Richard started noticing patterns: students relying too much on AI, adults treating it like a best friend, and yet… everyone was still searching, still lonely, still human. He scribbled jokes, observations, and sketches of imaginary AI disasters. Like a robot teaching a dog algebra or ChatGPT arguing with a confused parrot over grammar.
One evening, while typing furiously in his notebook, Muffin jumped on the keyboard and submitted a random prompt to ChatGPT: “Write a poem about a cat ruling the world and humans paying taxes to it.” The AI responded with a tragic, beautiful epic about Muffin’s rise to power, and Richard nearly fell off his chair laughing. He wrote it down too—his notebook was turning into a chaotic, hilarious, human-AI diary.
Weeks passed, and then came a poster on Instagram: a national writing competition for young adults. Richard stared at it. Could his chaotic, funny, heartfelt notebook actually win? Could anyone care about a story about ChatGPT and the absurdities of modern life?

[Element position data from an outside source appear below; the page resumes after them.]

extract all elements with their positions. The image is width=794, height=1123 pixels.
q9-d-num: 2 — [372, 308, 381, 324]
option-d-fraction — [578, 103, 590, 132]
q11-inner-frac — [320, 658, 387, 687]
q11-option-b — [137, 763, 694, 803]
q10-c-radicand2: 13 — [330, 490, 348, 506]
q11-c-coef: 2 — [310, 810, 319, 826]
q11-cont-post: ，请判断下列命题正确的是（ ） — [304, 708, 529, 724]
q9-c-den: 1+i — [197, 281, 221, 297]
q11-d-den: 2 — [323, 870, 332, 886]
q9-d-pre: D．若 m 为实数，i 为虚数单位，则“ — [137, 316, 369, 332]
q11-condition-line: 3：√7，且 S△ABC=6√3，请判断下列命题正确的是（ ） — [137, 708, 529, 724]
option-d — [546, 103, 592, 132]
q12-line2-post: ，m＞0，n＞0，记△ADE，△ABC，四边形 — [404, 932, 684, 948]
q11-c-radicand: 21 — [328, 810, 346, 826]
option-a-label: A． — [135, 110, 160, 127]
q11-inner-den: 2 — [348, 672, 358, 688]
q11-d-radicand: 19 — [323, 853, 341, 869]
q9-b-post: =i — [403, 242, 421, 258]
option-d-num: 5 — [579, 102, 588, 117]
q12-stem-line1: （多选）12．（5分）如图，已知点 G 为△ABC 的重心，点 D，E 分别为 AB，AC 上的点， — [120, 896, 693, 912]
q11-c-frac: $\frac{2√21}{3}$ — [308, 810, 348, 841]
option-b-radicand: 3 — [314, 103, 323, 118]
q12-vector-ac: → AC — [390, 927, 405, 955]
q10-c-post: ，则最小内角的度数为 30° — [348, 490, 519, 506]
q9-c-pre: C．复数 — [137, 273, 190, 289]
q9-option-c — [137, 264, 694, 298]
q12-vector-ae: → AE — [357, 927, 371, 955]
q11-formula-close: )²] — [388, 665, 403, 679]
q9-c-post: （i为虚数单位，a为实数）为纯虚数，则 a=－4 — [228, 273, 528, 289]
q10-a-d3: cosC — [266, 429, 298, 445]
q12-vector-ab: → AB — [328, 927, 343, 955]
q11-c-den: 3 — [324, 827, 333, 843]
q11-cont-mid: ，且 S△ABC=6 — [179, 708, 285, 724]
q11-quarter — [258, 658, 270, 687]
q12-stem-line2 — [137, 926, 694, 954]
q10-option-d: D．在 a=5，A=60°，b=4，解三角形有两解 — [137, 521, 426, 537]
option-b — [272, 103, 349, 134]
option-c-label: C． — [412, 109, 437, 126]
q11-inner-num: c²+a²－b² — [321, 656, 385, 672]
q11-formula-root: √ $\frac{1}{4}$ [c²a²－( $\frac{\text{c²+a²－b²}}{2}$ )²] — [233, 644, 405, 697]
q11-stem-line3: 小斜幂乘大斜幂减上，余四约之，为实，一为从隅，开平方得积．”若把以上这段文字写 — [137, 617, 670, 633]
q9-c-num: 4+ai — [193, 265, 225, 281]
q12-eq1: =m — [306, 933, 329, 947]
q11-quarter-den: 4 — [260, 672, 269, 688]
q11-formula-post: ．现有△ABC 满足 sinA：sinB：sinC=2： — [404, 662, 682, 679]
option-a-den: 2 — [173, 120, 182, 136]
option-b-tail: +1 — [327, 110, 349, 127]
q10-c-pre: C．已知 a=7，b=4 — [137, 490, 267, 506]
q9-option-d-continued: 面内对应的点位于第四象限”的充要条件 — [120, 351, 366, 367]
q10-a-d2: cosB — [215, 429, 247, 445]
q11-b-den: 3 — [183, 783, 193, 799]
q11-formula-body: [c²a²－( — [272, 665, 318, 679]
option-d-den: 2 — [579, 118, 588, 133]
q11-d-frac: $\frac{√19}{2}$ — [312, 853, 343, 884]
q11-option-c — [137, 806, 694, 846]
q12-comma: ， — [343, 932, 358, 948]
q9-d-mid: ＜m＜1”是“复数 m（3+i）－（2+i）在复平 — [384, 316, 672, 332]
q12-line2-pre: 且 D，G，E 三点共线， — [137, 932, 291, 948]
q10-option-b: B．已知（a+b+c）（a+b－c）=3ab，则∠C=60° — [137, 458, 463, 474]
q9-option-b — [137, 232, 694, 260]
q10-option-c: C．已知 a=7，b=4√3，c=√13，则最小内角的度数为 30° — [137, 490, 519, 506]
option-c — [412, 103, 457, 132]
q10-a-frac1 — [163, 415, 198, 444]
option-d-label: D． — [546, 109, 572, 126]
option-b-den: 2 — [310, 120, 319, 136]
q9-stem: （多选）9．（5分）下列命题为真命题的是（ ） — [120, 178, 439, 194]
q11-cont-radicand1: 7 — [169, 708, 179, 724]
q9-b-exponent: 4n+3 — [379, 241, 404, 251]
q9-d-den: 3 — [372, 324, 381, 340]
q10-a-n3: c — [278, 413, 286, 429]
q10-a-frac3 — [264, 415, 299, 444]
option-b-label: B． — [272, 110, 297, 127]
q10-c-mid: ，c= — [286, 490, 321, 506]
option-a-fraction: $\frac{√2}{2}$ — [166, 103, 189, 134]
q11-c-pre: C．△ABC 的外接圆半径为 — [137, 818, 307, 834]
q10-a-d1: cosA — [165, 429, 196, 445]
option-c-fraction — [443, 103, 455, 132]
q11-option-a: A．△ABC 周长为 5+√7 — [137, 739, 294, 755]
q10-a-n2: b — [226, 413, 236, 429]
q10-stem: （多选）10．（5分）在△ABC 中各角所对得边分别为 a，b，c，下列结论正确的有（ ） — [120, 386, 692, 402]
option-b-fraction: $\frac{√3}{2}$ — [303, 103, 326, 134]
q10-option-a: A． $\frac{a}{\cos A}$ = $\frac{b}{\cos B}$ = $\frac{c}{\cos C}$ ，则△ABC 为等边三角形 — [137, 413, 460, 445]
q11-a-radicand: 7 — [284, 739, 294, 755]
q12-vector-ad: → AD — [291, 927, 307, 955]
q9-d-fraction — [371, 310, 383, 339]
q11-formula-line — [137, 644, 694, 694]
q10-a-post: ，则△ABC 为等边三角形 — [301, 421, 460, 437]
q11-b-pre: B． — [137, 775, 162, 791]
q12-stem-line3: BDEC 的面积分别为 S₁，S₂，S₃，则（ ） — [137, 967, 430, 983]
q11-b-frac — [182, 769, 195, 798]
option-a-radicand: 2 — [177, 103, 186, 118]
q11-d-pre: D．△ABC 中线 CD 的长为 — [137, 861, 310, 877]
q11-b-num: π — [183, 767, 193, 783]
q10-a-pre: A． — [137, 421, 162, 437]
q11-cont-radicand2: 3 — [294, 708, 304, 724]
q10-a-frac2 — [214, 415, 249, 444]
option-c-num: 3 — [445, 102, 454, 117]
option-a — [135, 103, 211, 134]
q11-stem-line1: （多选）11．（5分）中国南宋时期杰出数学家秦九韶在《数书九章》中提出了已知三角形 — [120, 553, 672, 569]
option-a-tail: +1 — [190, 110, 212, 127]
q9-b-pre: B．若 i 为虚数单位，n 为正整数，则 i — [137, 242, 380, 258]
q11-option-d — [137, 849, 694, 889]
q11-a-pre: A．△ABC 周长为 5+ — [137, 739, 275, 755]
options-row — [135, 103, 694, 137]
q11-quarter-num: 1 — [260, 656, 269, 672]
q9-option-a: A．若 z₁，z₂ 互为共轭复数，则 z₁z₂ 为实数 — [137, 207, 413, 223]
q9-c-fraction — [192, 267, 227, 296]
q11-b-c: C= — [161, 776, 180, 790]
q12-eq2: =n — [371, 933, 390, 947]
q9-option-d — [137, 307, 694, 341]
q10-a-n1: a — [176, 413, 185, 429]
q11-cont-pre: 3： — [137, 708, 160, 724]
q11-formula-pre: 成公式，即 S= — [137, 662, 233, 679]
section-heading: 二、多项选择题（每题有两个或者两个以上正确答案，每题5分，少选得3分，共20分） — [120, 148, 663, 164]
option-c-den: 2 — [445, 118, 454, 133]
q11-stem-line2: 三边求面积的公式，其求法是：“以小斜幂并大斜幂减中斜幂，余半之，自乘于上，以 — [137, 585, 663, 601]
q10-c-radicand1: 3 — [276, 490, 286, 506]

He hesitated, but finally typed the final lines into his computer, formatted the notebook entries, added his best doodles, and clicked “Submit.” His heart raced.
The waiting was torture. He checked his inbox obsessively, imagined every possible outcome—from winning a trophy 🏆 to getting an email that said, “Nice try, kid, but maybe try creative writing in a parallel universe.”
Then came the email. Richard opened it with trembling hands:
“Congratulations! Your story ‘ChatGPT’ has won first prize!”
Richard screamed so loudly that Muffin jumped off the bed, tail puffed like a bottle brush. He danced around his room, laughing, crying, and accidentally knocking over a cup of coffee on his notebook.
The world outside his window suddenly seemed bigger, warmer, and funnier. He had turned observation into creation, loneliness into connection, and a notebook full of jokes, sketches, and reflections into something meaningful.
At eighteen, Richard realised something important: AI could help you write, laugh, and even keep you company—but only humans could create stories that touched hearts.
And somewhere, deep in the circuits of ChatGPT, a little digital “good job, Richard” blinked back at him.